Ces constats sont repris d’année en année, libérant une parole contestataire. Malheureusement, les partis de la gauche sociale ne parviennent pas à s’imposer. Trop idéalistes ? Il faut bien reconnaître que le discours du Rassemblement National est concis, direct, touche en plein cœur les plus modestes et démunis, que les mots choisis sont portés avec justesse, accessibles à toute une classe sociale qui survit difficilement. Seulement ce n’est que du vent, de l’esbrouffe. Donc dangereux. Tout comme les discours portés par Adolf Hitler, créant l’illusion que les communistes ainsi que le peuple juif étaient responsables de la crise économique des années trente, persuadant les citoyens qu’il était préférable d’abolir toute liberté d’expression pour contraindre au silence cette population, omettant de préciser que ce fameux Krach boursier de 1929 avait mis fin aux prêts américains concédés à une Allemagne déficitaire.
Parce qu’il faut une crise pour que le discours de l’extrême droite s’ancre. Dénoncer haut et fort sans apporter de solutions viables est une constante dans leurs propos. Et l’on peut s’interroger sur la viabilité d’un tel parti à gouverner.
Aujourd’hui c’est une population magrébine qui est dans le viseur. Le terrorisme islamique, noyé intentionnellement dans la religion musulmane, n’est qu’un prétexte pour asseoir un Etat protectionniste, replié sur lui-même. Il faut des coupables à la détérioration sociale. Or seule l’ouverture au monde, aux autres civilisations nous permet d’avancer. Il en a toujours été ainsi.
Il n’y a rien à attendre des partis de l’Extrême Droite. Strictement rien si ce n’est la destruction. Le chaos. Adolf Hitler nous a montré le chemin que nous ne devions en aucun cas emprunter. Or l’Histoire se répète et le danger se rapproche.
J’entends ma fille descendre les escaliers. Elle me rejoint sur le canapé. Je la regarde et lui souris. Mais le sentiment qui me domine est une immense tristesse. En dépit de l’amour que je lui porte, je ne puis parfois m’empêcher de regretter de l’avoir mise au monde dans cette société.

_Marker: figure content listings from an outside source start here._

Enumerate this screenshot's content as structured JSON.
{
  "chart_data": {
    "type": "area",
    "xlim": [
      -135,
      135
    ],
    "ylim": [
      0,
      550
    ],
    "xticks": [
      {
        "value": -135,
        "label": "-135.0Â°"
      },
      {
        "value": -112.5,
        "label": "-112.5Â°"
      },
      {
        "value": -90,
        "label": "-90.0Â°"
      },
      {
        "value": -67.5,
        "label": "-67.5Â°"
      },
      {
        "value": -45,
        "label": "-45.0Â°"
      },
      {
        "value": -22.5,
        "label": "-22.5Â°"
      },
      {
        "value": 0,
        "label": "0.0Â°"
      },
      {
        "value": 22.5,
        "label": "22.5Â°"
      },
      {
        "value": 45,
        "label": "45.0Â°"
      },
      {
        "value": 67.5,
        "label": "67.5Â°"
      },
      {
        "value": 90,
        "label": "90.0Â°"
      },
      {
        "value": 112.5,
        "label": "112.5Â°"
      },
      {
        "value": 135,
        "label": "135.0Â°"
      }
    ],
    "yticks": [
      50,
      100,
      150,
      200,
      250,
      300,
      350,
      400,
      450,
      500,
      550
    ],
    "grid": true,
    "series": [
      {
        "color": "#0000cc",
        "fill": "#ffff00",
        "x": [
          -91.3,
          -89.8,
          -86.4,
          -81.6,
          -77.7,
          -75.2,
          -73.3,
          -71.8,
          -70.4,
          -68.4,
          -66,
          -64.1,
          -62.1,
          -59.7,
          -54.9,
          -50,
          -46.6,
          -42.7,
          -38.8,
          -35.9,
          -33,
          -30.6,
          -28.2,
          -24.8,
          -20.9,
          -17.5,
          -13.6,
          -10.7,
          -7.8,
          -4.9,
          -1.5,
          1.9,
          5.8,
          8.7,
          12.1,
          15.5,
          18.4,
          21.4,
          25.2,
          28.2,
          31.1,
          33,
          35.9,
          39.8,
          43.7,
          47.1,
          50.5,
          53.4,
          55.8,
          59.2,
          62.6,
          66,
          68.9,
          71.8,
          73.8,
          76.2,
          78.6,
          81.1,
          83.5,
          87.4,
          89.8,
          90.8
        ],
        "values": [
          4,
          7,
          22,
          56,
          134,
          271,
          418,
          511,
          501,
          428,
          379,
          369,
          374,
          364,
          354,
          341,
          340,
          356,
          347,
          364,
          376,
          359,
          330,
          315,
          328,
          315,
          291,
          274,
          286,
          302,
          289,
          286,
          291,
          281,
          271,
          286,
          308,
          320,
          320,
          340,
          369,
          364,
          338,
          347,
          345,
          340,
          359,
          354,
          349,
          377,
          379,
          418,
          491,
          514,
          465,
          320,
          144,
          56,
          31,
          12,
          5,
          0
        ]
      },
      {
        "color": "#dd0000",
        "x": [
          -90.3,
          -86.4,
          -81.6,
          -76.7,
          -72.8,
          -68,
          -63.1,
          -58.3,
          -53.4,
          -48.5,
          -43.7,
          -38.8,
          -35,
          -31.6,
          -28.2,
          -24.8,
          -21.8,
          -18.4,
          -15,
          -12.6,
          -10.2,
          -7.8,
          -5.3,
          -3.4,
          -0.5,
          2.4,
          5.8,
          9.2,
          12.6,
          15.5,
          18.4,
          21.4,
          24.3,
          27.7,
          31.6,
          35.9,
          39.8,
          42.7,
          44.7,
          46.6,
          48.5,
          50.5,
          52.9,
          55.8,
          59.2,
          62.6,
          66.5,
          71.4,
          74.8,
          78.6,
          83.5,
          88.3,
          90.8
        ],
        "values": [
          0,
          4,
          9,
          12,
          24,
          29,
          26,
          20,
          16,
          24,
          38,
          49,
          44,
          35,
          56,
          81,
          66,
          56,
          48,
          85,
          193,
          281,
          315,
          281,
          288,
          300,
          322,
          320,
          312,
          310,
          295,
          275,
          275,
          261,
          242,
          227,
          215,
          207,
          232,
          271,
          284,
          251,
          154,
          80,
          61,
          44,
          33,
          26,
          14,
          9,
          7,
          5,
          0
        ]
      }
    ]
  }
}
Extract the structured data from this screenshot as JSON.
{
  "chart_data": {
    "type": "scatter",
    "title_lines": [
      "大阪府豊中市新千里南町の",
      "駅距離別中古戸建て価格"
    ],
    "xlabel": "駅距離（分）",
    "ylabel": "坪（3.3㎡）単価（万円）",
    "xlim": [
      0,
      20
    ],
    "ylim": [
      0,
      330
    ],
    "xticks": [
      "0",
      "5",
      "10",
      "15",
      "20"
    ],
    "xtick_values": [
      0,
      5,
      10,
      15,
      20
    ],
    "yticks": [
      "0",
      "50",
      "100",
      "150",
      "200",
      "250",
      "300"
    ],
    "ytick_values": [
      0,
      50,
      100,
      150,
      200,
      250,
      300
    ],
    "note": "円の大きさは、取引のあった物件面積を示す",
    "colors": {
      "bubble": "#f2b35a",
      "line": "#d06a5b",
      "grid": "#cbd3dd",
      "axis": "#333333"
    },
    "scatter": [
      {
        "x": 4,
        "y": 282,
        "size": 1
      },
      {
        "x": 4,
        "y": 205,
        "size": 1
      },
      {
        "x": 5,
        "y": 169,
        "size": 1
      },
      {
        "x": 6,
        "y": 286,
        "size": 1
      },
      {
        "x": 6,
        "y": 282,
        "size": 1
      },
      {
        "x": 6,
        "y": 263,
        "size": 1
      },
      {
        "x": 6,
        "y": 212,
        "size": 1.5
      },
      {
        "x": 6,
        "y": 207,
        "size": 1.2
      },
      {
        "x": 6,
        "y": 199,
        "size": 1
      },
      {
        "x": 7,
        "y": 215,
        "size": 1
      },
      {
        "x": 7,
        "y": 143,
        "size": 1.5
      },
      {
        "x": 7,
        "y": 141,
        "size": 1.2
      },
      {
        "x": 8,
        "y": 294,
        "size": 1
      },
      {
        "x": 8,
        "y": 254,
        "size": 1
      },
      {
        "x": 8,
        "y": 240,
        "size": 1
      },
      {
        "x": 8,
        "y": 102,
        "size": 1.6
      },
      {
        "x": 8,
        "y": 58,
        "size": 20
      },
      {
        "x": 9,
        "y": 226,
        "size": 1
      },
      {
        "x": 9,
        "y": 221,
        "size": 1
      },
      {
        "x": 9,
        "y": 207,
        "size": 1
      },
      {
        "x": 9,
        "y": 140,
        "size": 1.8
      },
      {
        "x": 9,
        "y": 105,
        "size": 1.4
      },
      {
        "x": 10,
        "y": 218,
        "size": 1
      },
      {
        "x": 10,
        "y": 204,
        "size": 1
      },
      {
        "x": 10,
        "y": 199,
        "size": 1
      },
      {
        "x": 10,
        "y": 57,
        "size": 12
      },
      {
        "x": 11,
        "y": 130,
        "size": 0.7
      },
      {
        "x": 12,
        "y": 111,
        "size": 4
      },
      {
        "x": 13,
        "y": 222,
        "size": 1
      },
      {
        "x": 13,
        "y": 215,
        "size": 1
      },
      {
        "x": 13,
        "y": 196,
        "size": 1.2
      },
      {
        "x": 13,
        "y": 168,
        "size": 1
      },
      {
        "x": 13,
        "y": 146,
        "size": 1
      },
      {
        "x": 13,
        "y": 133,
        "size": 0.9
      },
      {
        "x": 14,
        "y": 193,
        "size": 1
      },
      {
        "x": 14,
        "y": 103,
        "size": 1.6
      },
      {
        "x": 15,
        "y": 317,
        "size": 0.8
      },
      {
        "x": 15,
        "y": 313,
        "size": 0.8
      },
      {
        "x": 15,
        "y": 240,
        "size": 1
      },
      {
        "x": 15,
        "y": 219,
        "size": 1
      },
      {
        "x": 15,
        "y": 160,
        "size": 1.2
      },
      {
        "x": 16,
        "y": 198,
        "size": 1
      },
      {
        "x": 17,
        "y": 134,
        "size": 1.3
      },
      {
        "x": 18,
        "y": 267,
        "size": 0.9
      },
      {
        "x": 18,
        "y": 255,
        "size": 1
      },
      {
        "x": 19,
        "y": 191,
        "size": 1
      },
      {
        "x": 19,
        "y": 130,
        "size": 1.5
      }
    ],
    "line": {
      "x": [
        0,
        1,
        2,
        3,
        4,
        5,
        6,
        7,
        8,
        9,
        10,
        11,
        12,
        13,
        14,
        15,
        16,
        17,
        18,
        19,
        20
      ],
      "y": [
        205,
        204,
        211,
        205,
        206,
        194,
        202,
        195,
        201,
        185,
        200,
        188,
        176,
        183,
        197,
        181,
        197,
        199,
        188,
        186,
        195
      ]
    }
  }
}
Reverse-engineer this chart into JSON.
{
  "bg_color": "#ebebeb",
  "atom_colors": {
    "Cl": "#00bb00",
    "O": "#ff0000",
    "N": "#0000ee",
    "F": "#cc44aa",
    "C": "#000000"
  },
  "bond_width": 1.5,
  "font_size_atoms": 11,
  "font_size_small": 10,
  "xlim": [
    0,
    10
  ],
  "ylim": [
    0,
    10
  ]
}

Elle sait que notre lutte pour la préservation de l’Humanité sera aussi la sienne. Elle est prête à prendre les armes.
Nous nous battrons pour que notre liberté d’expression, notre liberté d’être ne cesse.
Nous nous battrons contre toute forme d’injustice, contre la ségrégation quelle qu’elle soit, contre la bêtise des discours, contre la manipulation.
Nous nous battrons jusqu’à l’infini pour nos générations à venir au nom du peuple terrien. Au nom de l'insoumission.